For a chilling moment, he thinks Zeina has interceded to get him the stringer position after all, and that he might be compelled to stay.

This isn't what she meant. "I'm tired of wire-service hackery," she explains. "It'd be nice to actually detach my ear from the telephone and go out and report once in a while. Even if it's just as a stringer for the paper."

"I didn't know you wanted this job."

"Well, I did."

"I guess it was even more generous of you to have helped me, then," he says, wondering suddenly how much she really had helped. "Why didn't you mention this before?"

"We were opponents."

"I didn't realize."

"So you're going back to your studies in Minnesota, then?"

"I have a plan," he responds archly, but goes no further. He isn't going to reveal himself to her. And, anyway, he doesn't have a plan. "You know," he remarks, "it occurs to me that I've been wrong about something: I always assumed that age and experience weather you, make you more resilient. But that's not true. It's the opposite." He turns to her. "Don't you think?"

But she's checking her cellphone for missed calls from Snyder and doesn't respond.


1963. CORSO VITTORIO, ROME


With Betty out of the picture, Leo assumed full control of the paper and declared that his first goal was to raise status. Whether he meant the paper's status or his own was a matter of debate.

His obsession was "marquee pieces," which he defined as articles to make you fall over at the newsstand. However, he distrusted his own staff to produce anything that good, so he purchased the stories from outside writers, which endeared him to no one at the office. The atmosphere grew increasingly toxic; the old collegial days were over.

Circulation declined marginally, but Leo claimed that the readership had merely grown more refined. When corresponding with the board in Atlanta, he pledged to cut costs, but privately he was cocky. After all, Charles had tipped his hand: he'd said the paper was untouchable.

In 1969, Charles stepped down as chairman of the board and Ott's son, Boyd, age twenty-seven, took over. Leo sent Boyd a letter of congratulations, with a hint that more cash would be timely-the paper could do with a few new hands. Instead, Boyd got rid of an old one: Leo himself.

The justification was that Leo had betrayed the paper and its late founder. Ott had left his family, had toiled day and night, to build a publication that served the world, Boyd said. But Leo had turned the paper into little more than a personal fiefdom. Boyd even alleged that Leo had altered the masthead to shrink "Founded by Cyrus Ott (1899-1960)" and enlarge "Editor-in-Chief: Leopold T. Marsh." A measuring stick seemed to prove the point.

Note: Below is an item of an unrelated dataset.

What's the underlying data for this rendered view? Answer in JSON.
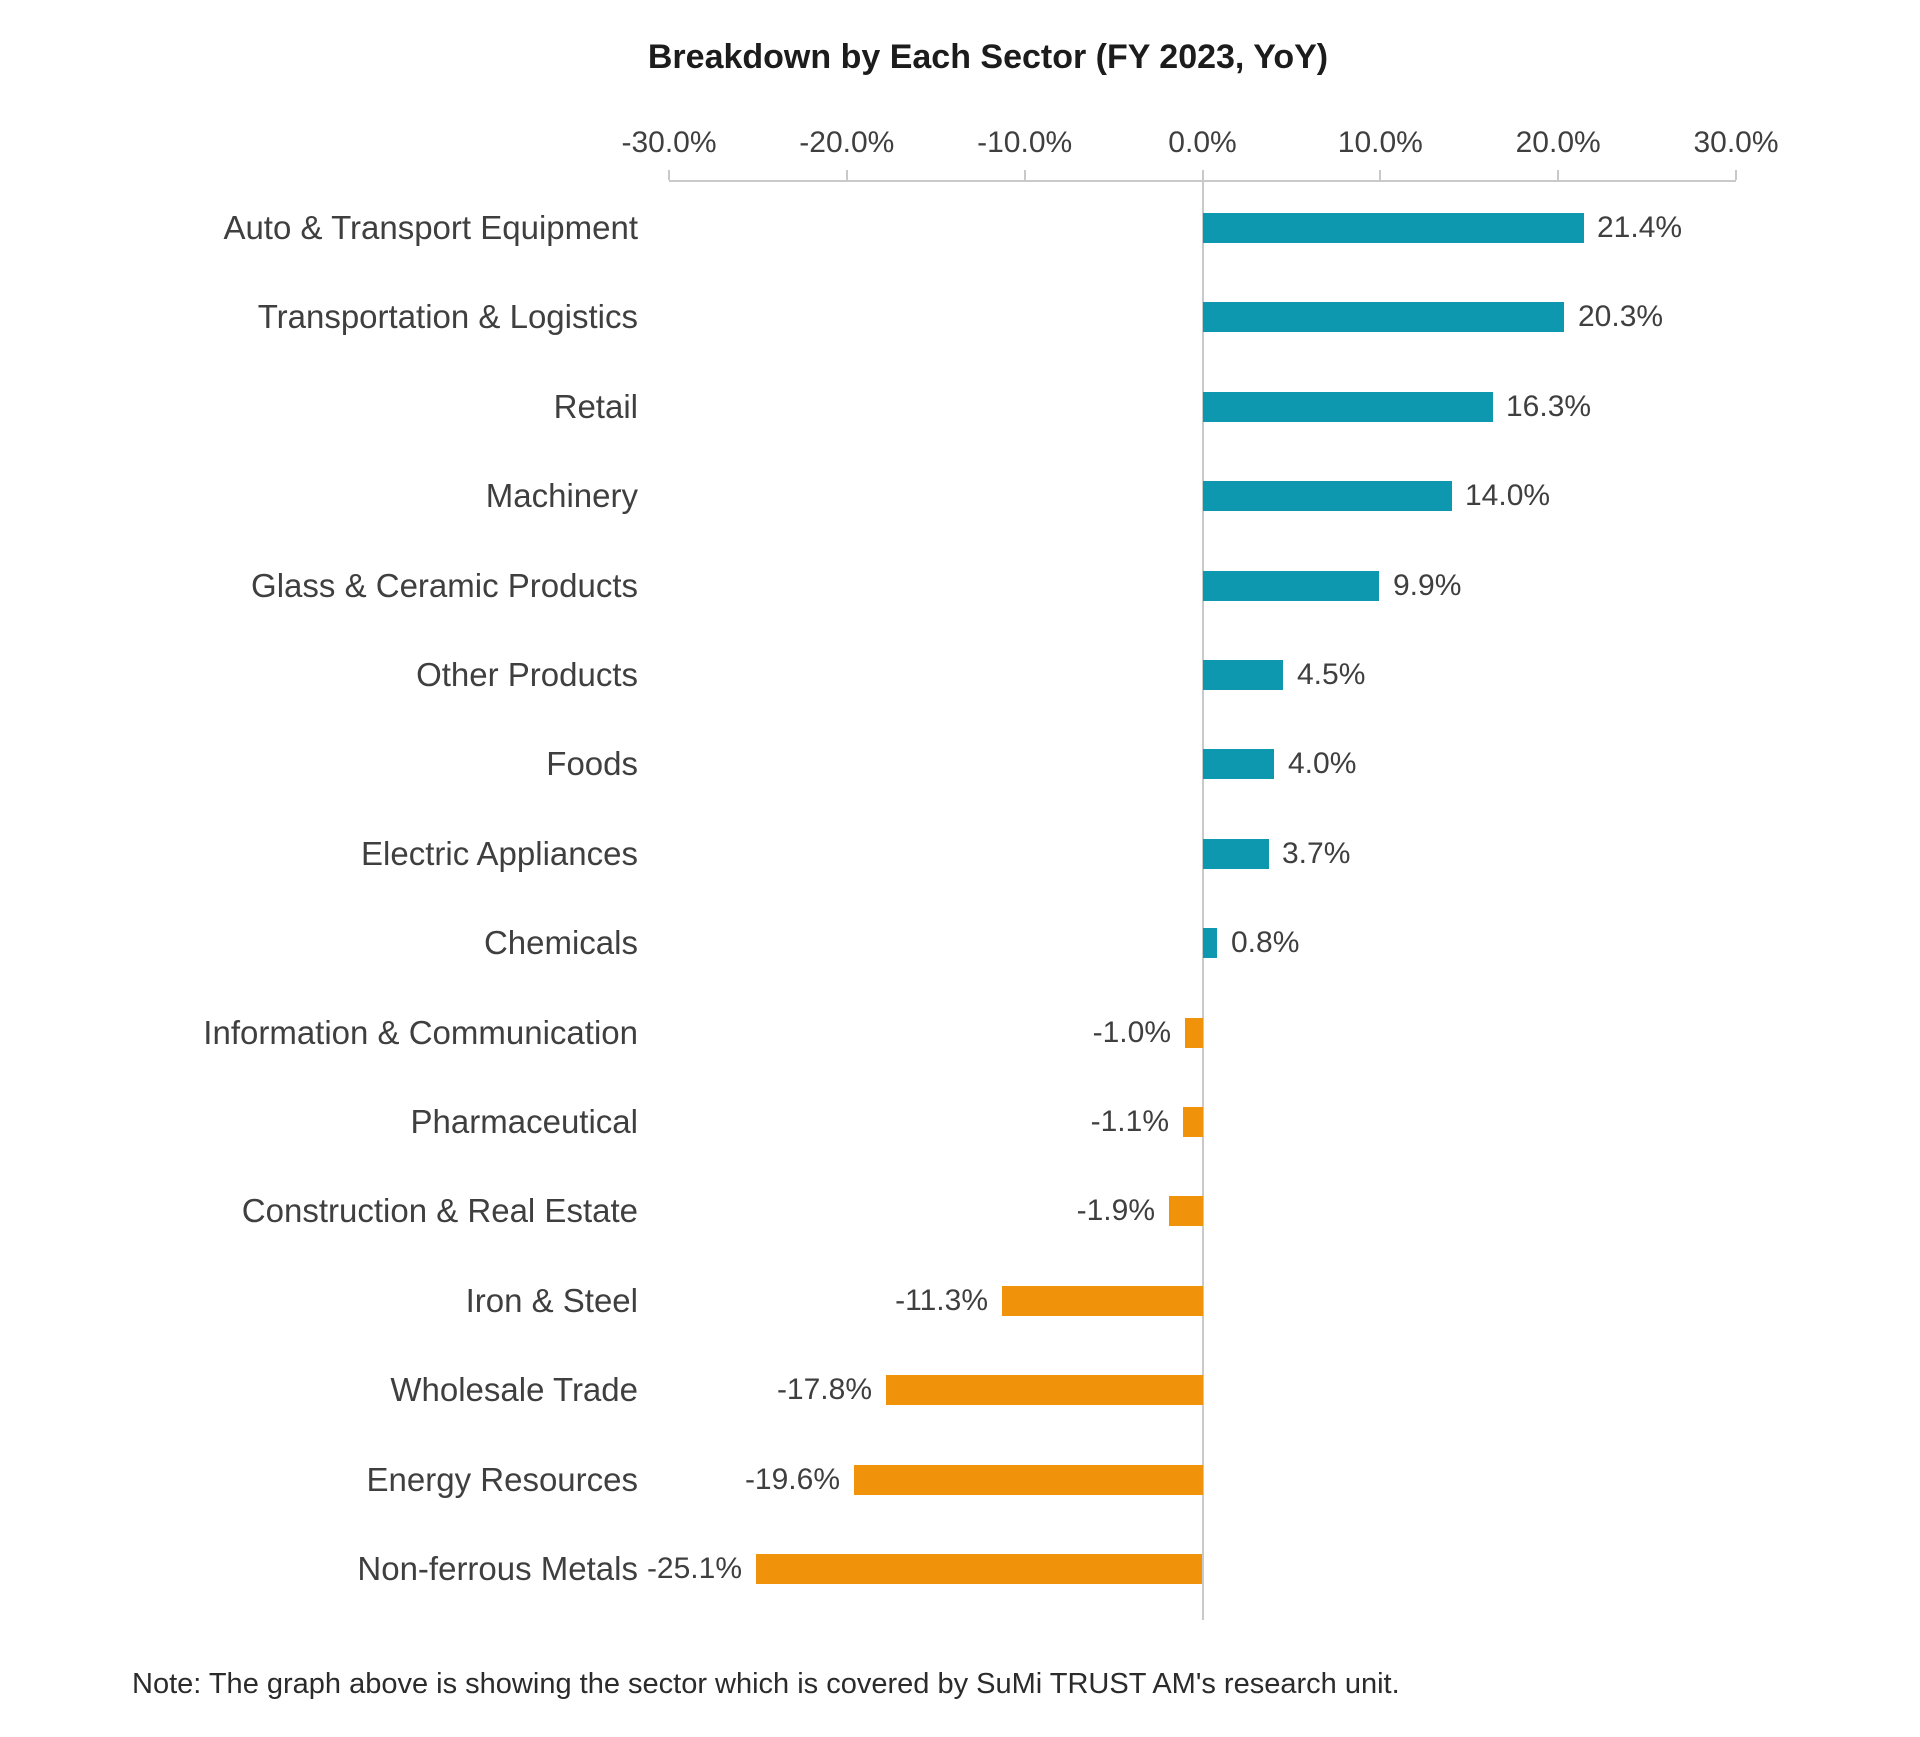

Leo lingered around the capitals of Europe for a while, nosing about for a route back into the international press. In the end, he returned to the United States, taking home a before-breakfast Cognac habit and scant cash. He accepted a job in Pittsburgh running a trade publication on the coal industry and was lucky to get it.

Boyd pledged to lead the search for a replacement editor-in-chief but proved too absorbed by the rest of the Ott empire. He had grand ambitions and began by selling off many long-standing holdings, even the sugar refinery that had started it all, in favor of speculative investments overseas. It was audacious-just the sort of thing his father would have done.

Or so Boyd believed.

For he had barely known Ott, who left for Europe when Boyd was eleven. He had not even been born during his father's fabled early days, when Ott had built an empire from nothing. Most of what Boyd knew about those times came from sundry courtiers nibbling at the edges of the family fortune.

Still, these myths spurred him on. He was bold because his father had been, and proud because this, too, had been Ott's fashion. Yet Boyd's boldness lacked pleasure, and his pride lacked dignity. He styled himself a man of the people, as his father had been. But the people mistrusted Boyd, and he in turn despised them.